1. You have the following rights over the way we process personal data relating to you. We aim to comply without undue delay to any requests by you:

   1. For a copy of data we are processing about you and to have inaccuracies corrected;
   2. To ask us to restrict, stop processing or to delete your personal data;
   3. For a machine-readable copy of your personal data, which you can use with another service provider. Where it is technically feasible, you can ask us to send this information directly to another provider if you prefer; and
   4. To make a complaint to a data protection regulator.
2. Please send your requests to us here (please categorise your message as “Privacy”).

DATA RETENTION

1. We will hold your personal data on our systems for as long as is necessary for the relevant purpose and to maintain business records for tax, legal and regulatory reasons, or as otherwise described in this policy.
2. To determine the appropriate retention period for personal data, we consider the amount, nature, and sensitivity of the personal data, the potential risk of harm from unauthorised use or disclosure of your personal data, the purposes for which we process your personal data and whether we can achieve those purposes through other means, and the applicable legal and regulatory requirements.
3. Where we have banned a user from our Services due to their breach of our EULA, we keep information to enforce such a ban. This information is held by us indefinitely, consistent with our legitimate interest and reviewed periodically.
4. In some circumstances we may anonymise your personal data (so that it can no longer be associated with you) for research or statistical purposes in which case we may use this information indefinitely without further notice to you.

CHILDREN

We do not knowingly solicit data from or market to children under the age of 13. If a parent or guardian becomes aware that his or her child has provided us with information without their consent, he or she should contact us here (please categorise your message as “Legal”). We will delete such information from our files within a reasonable time.

SECURITY

1. We will take all reasonable technical and organisational precautions to prevent the loss, misuse or alteration of your personal data.
2. Please be aware that, although we endeavour to provide reasonable security for information we process and maintain, no security system can prevent all potential security breaches.

CHANGES

We will notify you of any changes to this policy by email, notice on the website and/or account message.
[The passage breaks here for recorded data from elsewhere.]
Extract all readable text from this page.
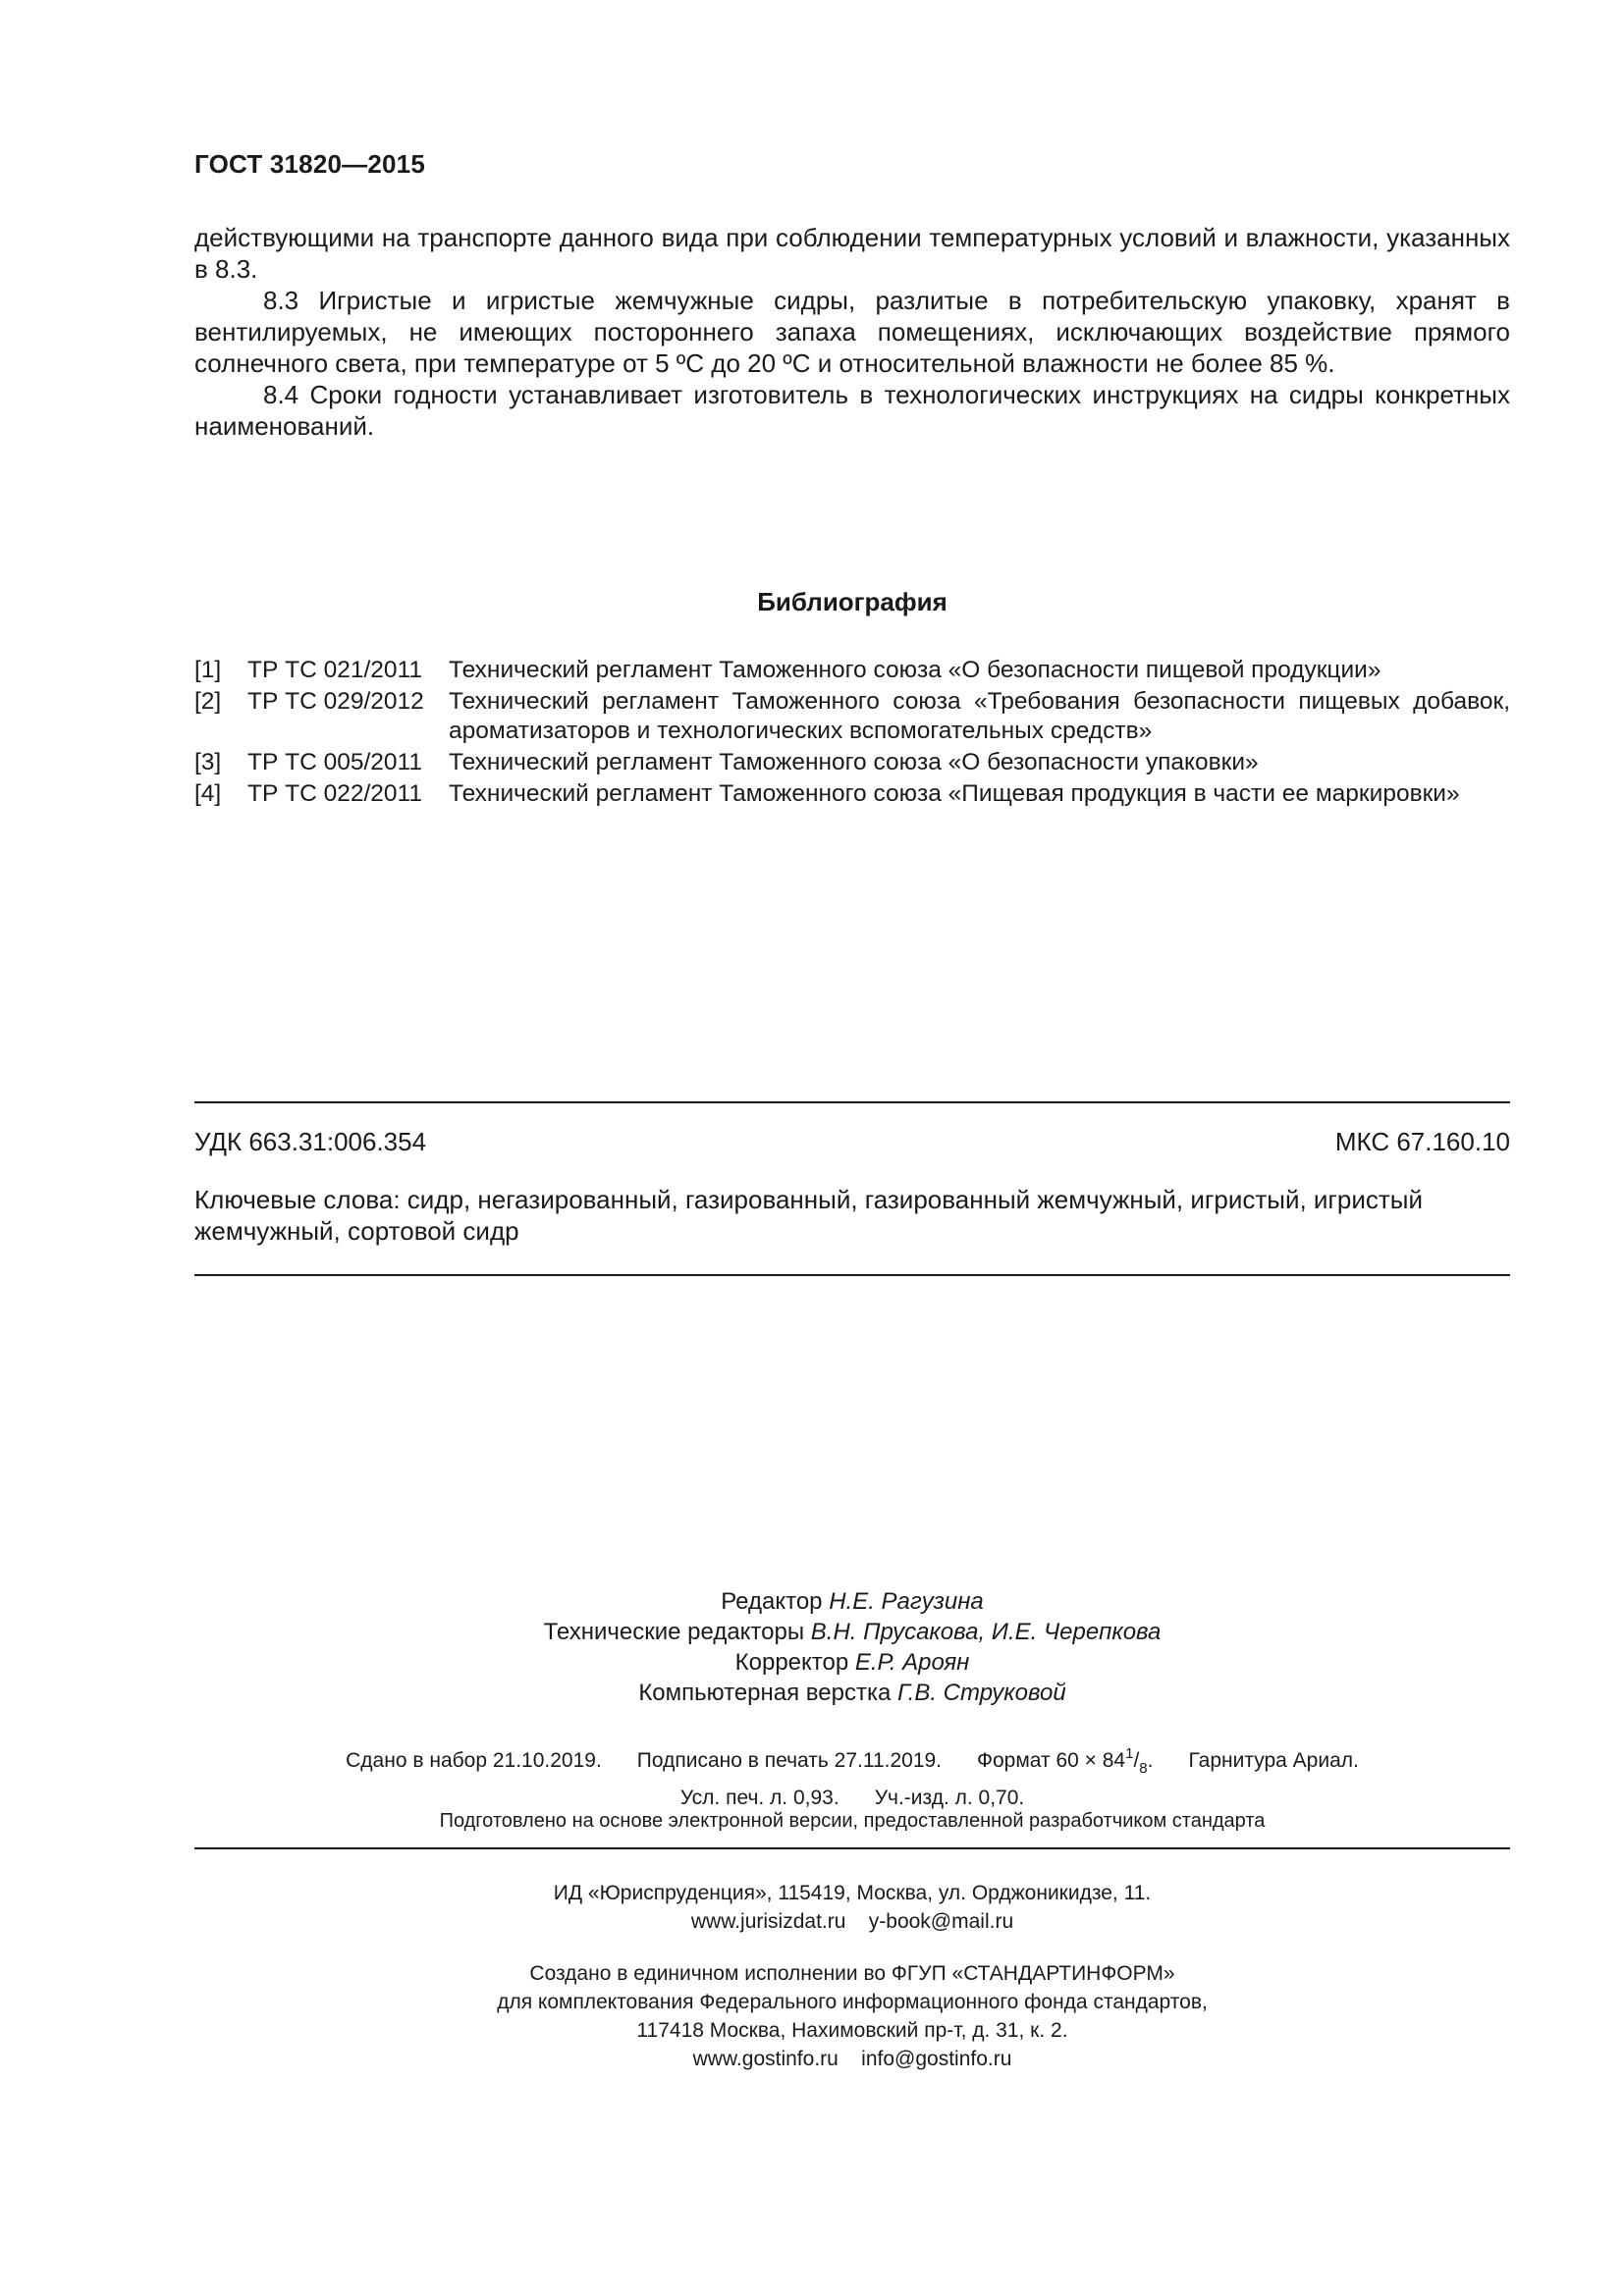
ГОСТ 31820—2015

действующими на транспорте данного вида при соблюдении температурных условий и влажности, указанных в 8.3.

8.3 Игристые и игристые жемчужные сидры, разлитые в потребительскую упаковку, хранят в вентилируемых, не имеющих постороннего запаха помещениях, исключающих воздействие прямого солнечного света, при температуре от 5 ºС до 20 ºС и относительной влажности не более 85 %.

8.4 Сроки годности устанавливает изготовитель в технологических инструкциях на сидры конкретных наименований.

Библиография
[1]	ТР ТС 021/2011	Технический регламент Таможенного союза «О безопасности пищевой продукции»
[2]	ТР ТС 029/2012	Технический регламент Таможенного союза «Требования безопасности пищевых добавок, ароматизаторов и технологических вспомогательных средств»
[3]	ТР ТС 005/2011	Технический регламент Таможенного союза «О безопасности упаковки»
[4]	ТР ТС 022/2011	Технический регламент Таможенного союза «Пищевая продукция в части ее маркировки»
УДК 663.31:006.354	МКС 67.160.10
Ключевые слова: сидр, негазированный, газированный, газированный жемчужный, игристый, игристый жемчужный, сортовой сидр
Редактор Н.Е. Рагузина
Технические редакторы В.Н. Прусакова, И.Е. Черепкова
Корректор Е.Р. Ароян
Компьютерная верстка Г.В. Струковой
Сдано в набор 21.10.2019. Подписано в печать 27.11.2019. Формат $60 \times 84^1/_8$. Гарнитура Ариал.
Усл. печ. л. 0,93. Уч.-изд. л. 0,70.
Подготовлено на основе электронной версии, предоставленной разработчиком стандарта
ИД «Юриспруденция», 115419, Москва, ул. Орджоникидзе, 11.
www.jurisizdat.ru y-book@mail.ru
Создано в единичном исполнении во ФГУП «СТАНДАРТИНФОРМ»
для комплектования Федерального информационного фонда стандартов,
117418 Москва, Нахимовский пр-т, д. 31, к. 2.
www.gostinfo.ru info@gostinfo.ru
INTERNATIONAL DATA TRANSFERS

Where we transfer your data outside of the EEA in respect of the transfer to the above affiliates, we have agreements in place with those parties which include standard data protection clauses adopted by a data protection regulator and approved by the European Commission to ensure that appropriate safeguards are in place to protect your Personal Data. If you would like to find out more about these safeguards, please let us know by writing to us here (please categorise your message as “Privacy”).